| Grèves:
le Medef dénonce les "blocages" dans les services publics
Le
président du Mouvement des entreprises de France (Medef)
Ernest-Antoine Seillière a dénoncé mardi
"les blocages" dans les services publics en raison
des mouvements de grève de cette semaine, en plaidant
une nouvelle fois pour un "service minimum".
"Aujourd'hui
la Poste s'arrête, demain les trains s'arrêtent,
et après demain toute la Fonction publique s'arrête
au mépris de la vie quotidienne des Français",
a déploré M. Seillière dans le discours
de clôture de l'assemblée générale
annuelle de la première organisation patronale au Zénith
de Paris.
"Et
le service minimum, où est-il?", a demandé
le président du Medef devant quelque 4.000 chefs d'entreprise.

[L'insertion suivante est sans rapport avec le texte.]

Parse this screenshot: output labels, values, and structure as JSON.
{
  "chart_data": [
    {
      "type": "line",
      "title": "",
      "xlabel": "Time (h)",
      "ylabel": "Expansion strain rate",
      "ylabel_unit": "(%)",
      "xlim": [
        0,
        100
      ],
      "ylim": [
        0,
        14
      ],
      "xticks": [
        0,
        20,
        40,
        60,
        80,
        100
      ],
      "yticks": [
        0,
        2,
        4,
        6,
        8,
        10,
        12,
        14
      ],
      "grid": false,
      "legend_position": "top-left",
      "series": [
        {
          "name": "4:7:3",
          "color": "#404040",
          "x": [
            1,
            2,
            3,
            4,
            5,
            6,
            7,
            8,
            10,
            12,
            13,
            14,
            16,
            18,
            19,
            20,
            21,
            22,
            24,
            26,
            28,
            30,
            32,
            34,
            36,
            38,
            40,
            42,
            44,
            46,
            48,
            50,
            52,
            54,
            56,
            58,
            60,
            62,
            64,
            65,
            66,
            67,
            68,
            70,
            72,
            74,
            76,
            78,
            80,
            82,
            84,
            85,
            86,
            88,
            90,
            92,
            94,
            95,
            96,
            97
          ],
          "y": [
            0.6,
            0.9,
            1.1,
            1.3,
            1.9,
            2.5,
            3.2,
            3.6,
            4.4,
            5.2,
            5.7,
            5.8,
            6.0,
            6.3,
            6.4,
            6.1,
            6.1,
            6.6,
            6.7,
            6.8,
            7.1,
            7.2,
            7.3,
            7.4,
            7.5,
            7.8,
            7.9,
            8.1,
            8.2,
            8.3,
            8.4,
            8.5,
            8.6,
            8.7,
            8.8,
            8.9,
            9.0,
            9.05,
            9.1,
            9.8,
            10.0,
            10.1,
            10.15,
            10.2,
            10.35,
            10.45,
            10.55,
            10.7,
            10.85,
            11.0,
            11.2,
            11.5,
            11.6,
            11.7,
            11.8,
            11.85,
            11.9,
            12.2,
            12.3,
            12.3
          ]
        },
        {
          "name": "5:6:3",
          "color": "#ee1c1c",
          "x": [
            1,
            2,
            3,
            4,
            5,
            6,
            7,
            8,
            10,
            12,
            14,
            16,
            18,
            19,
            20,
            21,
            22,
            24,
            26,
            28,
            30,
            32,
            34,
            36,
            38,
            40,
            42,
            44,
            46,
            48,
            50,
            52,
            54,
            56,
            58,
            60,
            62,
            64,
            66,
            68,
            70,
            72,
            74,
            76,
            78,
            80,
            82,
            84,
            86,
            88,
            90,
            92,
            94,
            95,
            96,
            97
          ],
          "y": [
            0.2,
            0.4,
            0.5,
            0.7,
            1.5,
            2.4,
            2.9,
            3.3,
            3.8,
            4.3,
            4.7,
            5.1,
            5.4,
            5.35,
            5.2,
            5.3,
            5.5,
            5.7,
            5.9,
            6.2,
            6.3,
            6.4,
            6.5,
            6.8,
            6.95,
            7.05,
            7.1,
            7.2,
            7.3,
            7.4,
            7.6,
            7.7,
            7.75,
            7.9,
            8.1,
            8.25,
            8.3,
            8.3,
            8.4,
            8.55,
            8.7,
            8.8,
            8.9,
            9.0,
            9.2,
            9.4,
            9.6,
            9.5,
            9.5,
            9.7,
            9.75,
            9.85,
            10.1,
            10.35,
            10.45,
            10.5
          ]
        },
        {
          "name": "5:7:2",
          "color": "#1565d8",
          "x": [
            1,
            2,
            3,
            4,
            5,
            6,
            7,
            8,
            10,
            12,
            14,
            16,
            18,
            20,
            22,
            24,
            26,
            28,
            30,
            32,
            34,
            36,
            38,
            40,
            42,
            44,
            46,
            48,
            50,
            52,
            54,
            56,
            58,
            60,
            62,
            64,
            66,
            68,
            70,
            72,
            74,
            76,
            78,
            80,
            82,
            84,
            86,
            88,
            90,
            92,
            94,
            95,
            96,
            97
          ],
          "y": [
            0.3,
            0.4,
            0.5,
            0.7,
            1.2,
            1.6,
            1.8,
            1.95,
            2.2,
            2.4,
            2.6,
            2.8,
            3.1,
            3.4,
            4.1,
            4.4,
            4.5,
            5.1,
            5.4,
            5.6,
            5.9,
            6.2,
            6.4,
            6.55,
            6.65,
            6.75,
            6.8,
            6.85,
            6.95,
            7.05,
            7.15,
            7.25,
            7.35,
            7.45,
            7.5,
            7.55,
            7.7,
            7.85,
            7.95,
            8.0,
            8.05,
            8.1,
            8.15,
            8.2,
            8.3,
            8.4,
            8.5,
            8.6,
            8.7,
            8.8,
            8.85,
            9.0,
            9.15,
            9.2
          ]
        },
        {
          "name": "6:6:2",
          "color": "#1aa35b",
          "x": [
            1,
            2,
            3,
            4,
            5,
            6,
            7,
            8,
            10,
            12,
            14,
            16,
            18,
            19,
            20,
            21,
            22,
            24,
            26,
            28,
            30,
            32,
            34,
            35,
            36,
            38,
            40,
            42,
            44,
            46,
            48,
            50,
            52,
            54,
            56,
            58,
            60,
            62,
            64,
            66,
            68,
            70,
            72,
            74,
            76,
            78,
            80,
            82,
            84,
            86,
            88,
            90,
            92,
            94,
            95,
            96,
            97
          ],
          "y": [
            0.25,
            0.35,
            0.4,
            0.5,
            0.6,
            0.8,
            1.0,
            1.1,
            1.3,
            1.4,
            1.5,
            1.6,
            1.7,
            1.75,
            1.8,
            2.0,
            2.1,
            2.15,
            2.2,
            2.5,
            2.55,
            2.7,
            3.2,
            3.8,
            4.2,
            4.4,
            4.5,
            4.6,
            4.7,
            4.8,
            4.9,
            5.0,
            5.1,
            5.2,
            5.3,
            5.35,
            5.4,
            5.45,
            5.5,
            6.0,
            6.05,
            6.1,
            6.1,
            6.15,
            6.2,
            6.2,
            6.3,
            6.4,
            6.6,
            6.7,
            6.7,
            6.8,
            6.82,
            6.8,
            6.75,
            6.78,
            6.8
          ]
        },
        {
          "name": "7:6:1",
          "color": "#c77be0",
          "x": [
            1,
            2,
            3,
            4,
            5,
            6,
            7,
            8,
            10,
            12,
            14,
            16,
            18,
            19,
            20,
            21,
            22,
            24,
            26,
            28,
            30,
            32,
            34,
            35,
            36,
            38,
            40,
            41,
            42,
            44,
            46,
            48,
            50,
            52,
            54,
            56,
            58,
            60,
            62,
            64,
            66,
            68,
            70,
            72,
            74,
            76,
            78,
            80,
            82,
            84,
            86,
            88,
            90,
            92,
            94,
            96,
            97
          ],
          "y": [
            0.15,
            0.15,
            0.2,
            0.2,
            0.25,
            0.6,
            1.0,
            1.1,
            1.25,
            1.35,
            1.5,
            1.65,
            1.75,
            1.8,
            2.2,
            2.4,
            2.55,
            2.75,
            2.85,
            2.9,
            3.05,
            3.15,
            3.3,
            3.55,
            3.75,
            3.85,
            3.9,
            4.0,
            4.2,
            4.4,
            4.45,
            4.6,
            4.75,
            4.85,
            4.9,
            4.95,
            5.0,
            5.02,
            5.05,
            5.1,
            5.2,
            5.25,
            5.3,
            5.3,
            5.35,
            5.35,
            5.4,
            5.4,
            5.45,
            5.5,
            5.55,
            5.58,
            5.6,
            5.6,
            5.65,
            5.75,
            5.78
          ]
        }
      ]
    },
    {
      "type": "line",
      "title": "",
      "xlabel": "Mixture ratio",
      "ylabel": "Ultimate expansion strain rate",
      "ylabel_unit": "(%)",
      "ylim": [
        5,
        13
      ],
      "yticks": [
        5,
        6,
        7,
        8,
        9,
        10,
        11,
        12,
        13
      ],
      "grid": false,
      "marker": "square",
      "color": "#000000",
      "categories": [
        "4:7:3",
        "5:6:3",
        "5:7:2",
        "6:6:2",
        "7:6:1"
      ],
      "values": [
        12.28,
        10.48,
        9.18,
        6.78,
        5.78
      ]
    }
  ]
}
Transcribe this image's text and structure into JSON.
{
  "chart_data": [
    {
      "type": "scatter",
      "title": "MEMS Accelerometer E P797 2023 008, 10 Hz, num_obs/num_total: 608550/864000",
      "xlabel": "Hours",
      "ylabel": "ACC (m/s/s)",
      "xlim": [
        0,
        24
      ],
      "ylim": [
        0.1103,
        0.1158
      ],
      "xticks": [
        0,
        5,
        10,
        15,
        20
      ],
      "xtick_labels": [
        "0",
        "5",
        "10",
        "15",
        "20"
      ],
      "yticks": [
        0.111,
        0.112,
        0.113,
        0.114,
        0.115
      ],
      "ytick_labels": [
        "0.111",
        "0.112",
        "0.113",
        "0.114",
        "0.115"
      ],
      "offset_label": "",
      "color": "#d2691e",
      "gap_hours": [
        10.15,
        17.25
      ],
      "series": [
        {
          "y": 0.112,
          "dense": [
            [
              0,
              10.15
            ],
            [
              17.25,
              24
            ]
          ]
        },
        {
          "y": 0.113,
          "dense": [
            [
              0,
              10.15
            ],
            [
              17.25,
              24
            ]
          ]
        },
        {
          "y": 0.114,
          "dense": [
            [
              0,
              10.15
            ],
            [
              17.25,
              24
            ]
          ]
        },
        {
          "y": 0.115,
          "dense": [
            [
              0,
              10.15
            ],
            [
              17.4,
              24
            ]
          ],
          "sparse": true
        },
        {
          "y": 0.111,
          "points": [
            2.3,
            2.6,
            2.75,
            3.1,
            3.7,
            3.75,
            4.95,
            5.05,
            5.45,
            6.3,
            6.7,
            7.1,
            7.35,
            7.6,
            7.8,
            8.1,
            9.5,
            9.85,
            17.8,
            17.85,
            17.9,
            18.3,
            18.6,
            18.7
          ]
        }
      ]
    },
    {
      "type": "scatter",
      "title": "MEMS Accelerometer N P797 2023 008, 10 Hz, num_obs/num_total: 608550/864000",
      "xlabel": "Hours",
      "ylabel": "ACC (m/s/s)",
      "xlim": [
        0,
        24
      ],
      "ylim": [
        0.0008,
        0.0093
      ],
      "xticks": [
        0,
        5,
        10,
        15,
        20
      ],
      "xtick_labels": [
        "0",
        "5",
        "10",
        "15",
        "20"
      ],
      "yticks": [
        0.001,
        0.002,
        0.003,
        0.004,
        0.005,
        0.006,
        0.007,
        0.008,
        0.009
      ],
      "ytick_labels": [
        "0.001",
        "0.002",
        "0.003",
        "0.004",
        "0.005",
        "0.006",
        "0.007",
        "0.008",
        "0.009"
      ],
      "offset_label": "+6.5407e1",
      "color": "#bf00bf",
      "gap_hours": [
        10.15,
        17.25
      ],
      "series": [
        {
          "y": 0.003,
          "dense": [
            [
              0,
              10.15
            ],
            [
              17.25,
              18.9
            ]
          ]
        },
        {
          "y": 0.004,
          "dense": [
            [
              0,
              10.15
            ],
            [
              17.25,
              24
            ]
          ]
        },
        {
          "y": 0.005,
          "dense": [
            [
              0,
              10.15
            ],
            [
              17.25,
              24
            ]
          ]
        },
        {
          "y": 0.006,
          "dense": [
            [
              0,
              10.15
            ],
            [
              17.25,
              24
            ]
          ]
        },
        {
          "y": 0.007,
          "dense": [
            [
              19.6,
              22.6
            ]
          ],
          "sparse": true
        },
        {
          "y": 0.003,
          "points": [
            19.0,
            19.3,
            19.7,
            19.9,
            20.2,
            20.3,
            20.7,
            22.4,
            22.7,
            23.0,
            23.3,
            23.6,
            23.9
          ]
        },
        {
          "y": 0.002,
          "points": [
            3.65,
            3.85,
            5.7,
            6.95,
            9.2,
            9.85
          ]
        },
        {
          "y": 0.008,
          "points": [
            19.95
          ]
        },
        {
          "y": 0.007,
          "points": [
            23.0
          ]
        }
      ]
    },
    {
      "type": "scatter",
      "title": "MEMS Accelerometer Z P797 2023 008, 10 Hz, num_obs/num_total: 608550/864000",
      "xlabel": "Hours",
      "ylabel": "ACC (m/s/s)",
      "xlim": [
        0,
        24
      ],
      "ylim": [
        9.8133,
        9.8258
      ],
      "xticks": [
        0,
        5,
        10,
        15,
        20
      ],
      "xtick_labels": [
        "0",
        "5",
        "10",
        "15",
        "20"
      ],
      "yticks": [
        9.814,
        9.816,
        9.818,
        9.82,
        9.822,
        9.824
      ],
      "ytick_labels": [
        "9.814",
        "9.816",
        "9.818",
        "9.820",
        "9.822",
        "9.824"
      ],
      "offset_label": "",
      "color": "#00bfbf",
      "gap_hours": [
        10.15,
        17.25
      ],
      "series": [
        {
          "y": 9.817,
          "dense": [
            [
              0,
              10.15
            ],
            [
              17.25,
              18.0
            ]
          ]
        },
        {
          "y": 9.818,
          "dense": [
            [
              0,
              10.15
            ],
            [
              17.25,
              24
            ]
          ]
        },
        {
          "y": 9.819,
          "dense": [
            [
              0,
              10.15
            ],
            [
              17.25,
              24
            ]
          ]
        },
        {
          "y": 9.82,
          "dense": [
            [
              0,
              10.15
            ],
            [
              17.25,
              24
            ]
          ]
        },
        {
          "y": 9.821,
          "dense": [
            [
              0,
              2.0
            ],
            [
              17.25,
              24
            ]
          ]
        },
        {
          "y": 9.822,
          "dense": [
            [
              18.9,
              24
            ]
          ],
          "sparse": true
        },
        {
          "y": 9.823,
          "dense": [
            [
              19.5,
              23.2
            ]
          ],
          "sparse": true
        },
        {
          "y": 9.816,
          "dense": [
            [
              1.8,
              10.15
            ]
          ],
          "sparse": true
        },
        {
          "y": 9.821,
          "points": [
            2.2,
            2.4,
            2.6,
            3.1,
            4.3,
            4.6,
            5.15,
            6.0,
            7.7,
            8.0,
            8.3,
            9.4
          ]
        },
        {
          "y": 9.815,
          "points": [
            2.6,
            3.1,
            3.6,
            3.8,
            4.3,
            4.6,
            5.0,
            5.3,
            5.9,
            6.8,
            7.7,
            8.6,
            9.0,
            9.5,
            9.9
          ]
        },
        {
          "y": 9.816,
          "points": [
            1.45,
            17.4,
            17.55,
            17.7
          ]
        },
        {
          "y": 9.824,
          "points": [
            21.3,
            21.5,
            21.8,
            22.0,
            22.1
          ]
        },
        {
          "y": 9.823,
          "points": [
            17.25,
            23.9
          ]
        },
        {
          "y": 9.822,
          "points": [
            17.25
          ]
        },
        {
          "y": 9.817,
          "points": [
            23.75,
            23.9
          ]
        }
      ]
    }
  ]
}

"Alors, si un jour on constate le déclin, faute
à qui?"
Ernest-Antoine
Seillière, qui a formulé 15 demandes au gouvernement
pour un "vrai partenariat pour la croissance", l'a
notamment exhorté à mettre en place d'ici 2007
"un véritable service mimimum". "Il
faut monter encore davantage le son, il faut qu'on entende
encore beaucoup plus les entreprises", a lancé
le président du Medef.
M.
Seillière, qui passera la main l'an prochain et présidait
sa dernière assemblée générale
du Medef, a assuré à ses adhérents qu'ils
pouvaient "être fiers" du travail accompli
depuis 1998. "Grâce à vous, le Medef est
devenu une organisation puissante et déterminée,
une force de modernité qui joue pleinement sa partie
dans le combat pour la transformation et le succès
de la France", a-t-il estimé.
Le
président du Medef s'est notamment réjoui de
la réforme des 35 heures annoncée le 9 décembre
dernier par Jean-Pierre Raffarin. "Attendons les votes,
mais nous pourrons dire: mission accomplie", a-t-il lancé.